Figure 6. Cardiomyocyte proliferation is prolonged in the myocardium of Col14a1^−/− mice at post natal stages

(A–C) Immunostaining of phospho-Histone H3 (pHH3) and MF20 to examine proliferation of cardiomyocytes respectively in PND1 Col14a1^−/− mice (B) and wild types (A). Quantitation of the number of cells double stained with MF20 and pHH3 at E11.5 and PND1. (D, E) Immunoreactivity of N-cadherin to detect intercalated discs of cardiomyocytes in tissue sections of ventricles from 3 month old Col14a1^−/− (E) and wild type (D) mice. Wheat Germ Agglutinin (WGA) highlights the cell membrane, and DAPI indicates nuclei. (F) Quantitation of the average number of cells per microscopic field. (G, H) MF20 immunostaining of cultured ventricular cardiomyocytes isolated from 3 month old Col14a1^−/− (H) and wild type (G) mice. (I) Quantitation to show fold change in cardiomyocyte cell area. *p<0.05, in Col14a1^−/− mice compared to wild types.

Figure 7. Fibroblast cell number is decreased in the ventricular myocardium of Col14a1^−/− mice at post natal stages

(A, B) Thy1 immunostaining to detect cardiac fibroblasts (arrows) within the ventricular myocardium of Col14a1^−/− (B) and wild type (Col14a1^−/−) mice (A) at PND1. (C) Percentage of Thy1 positive cells over the total number of nuclei. (D, E) Double immunostaining of Cleaved Caspase-3 and Thy1 within the ventricular myocardium of Col14a1^−/− (E) and wild type (Col14a1^−/−) mice (D) at the same time point. Arrowhead in D indicates apoptosis in a non-fibroblast cell, while arrows in E indicate double stained fibroblasts undergoing apoptosis. (F) Percentage of double stained (Cleaved Caspase-3 and Thy1) cells in Col14a1^−/− and wild type mice over total number of Thy1-positive cells. (G, H) Double staining of phospho-Histone H₃ (pHH₃) and Thy1 within the ventricular myocardium of Col14a1^−/− (H) and wild type (H) mice. (I) Percentage of double stained (pHH₃ and Thy1) cells in Col14a1^−/− and wild type mice over total number of Thy1-positive cells. *p<0.05, statistical significance in Col14a1^−/−mice compared to wild types.[13]

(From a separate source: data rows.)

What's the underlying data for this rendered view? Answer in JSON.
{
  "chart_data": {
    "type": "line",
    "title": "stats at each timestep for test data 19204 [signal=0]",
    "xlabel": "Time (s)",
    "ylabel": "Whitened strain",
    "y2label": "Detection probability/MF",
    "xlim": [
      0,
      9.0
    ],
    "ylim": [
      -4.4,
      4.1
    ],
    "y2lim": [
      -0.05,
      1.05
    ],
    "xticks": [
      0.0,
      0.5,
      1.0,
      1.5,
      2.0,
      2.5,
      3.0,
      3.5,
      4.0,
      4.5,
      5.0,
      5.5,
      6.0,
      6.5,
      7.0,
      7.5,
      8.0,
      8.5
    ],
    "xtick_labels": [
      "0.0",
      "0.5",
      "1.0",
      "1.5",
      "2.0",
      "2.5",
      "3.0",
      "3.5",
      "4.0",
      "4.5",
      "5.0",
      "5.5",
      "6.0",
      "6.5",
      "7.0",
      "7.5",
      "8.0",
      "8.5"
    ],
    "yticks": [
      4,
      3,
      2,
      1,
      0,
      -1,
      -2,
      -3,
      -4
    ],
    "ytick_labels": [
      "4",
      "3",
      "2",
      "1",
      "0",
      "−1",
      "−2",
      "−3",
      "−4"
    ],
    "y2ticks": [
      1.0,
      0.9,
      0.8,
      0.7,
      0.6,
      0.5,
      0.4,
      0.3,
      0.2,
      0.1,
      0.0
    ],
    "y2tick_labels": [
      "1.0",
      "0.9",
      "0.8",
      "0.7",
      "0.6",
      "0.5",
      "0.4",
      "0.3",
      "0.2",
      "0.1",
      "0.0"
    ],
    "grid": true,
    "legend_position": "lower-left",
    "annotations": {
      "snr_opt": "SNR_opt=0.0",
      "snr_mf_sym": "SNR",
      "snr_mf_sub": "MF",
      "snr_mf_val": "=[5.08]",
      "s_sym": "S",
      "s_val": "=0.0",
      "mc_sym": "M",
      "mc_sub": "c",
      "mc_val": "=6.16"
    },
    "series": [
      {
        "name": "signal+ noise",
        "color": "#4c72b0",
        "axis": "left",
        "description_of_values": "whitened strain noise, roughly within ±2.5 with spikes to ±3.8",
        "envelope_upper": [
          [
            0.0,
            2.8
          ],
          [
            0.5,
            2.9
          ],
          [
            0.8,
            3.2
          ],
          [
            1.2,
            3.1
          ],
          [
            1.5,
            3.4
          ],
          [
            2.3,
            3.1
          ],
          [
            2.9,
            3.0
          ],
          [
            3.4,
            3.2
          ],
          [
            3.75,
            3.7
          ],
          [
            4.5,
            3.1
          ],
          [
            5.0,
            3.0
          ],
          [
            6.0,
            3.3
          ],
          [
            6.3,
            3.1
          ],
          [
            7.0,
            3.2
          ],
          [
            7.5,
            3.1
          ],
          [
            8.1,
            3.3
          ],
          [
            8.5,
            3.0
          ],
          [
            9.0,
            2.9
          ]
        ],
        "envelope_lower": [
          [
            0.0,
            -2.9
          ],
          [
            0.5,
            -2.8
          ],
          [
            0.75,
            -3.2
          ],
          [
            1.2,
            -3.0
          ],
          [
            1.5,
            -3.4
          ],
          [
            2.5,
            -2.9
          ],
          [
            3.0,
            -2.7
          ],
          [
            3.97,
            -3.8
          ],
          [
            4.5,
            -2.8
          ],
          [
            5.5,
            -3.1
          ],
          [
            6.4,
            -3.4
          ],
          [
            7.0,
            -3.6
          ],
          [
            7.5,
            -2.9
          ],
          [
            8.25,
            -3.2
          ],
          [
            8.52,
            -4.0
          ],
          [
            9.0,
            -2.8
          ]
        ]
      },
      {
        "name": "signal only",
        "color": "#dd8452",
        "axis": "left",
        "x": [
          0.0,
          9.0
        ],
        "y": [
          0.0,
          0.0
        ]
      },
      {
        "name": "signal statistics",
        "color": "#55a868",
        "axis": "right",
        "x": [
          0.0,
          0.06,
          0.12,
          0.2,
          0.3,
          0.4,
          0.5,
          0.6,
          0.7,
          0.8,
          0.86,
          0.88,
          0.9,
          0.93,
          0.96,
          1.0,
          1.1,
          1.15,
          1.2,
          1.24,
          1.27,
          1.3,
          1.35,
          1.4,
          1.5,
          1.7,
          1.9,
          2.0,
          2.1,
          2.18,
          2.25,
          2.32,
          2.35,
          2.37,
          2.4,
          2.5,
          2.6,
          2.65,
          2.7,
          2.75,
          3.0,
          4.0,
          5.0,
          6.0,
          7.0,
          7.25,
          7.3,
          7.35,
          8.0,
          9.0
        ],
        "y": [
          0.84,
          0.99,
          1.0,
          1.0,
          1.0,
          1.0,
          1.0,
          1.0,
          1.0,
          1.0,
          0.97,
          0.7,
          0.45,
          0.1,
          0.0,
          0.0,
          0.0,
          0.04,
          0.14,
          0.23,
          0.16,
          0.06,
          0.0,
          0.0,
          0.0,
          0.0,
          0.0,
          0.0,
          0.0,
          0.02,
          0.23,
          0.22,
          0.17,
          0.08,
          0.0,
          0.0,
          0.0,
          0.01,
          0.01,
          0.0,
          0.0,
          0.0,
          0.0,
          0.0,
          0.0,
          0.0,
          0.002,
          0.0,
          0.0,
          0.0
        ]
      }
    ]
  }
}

Figure 8. Left ventricular wall thickness is further increased in Col14a1^−/− mice following pressure overload

(A–H) Images from echocardiography B-mode short-axis view of the ventricular chambers of wild type (A–D) and Col14a1^−/− (E–H) mice, prior to surgery (pre-surgery) (A, C, E, G) and two weeks post-surgery (B, D, F, H). Red lines indicate left ventricular wall thickness. White * indicate papillary muscles in the shortaxis view. (I) Quantitation of trichrome staining and (J) qPCR of fold changes in Col1a1 and Col3a1 gene expression in the ventricles of wild type and Col14a1^−/− mice following surgeries. *, indicates significant differences in TAC-operated animals versus Sham mice of the same genotype. #, shows p<0.05 in differences between Sham and TAC in Col14a1^−/− mice compared to differences observed between wild types.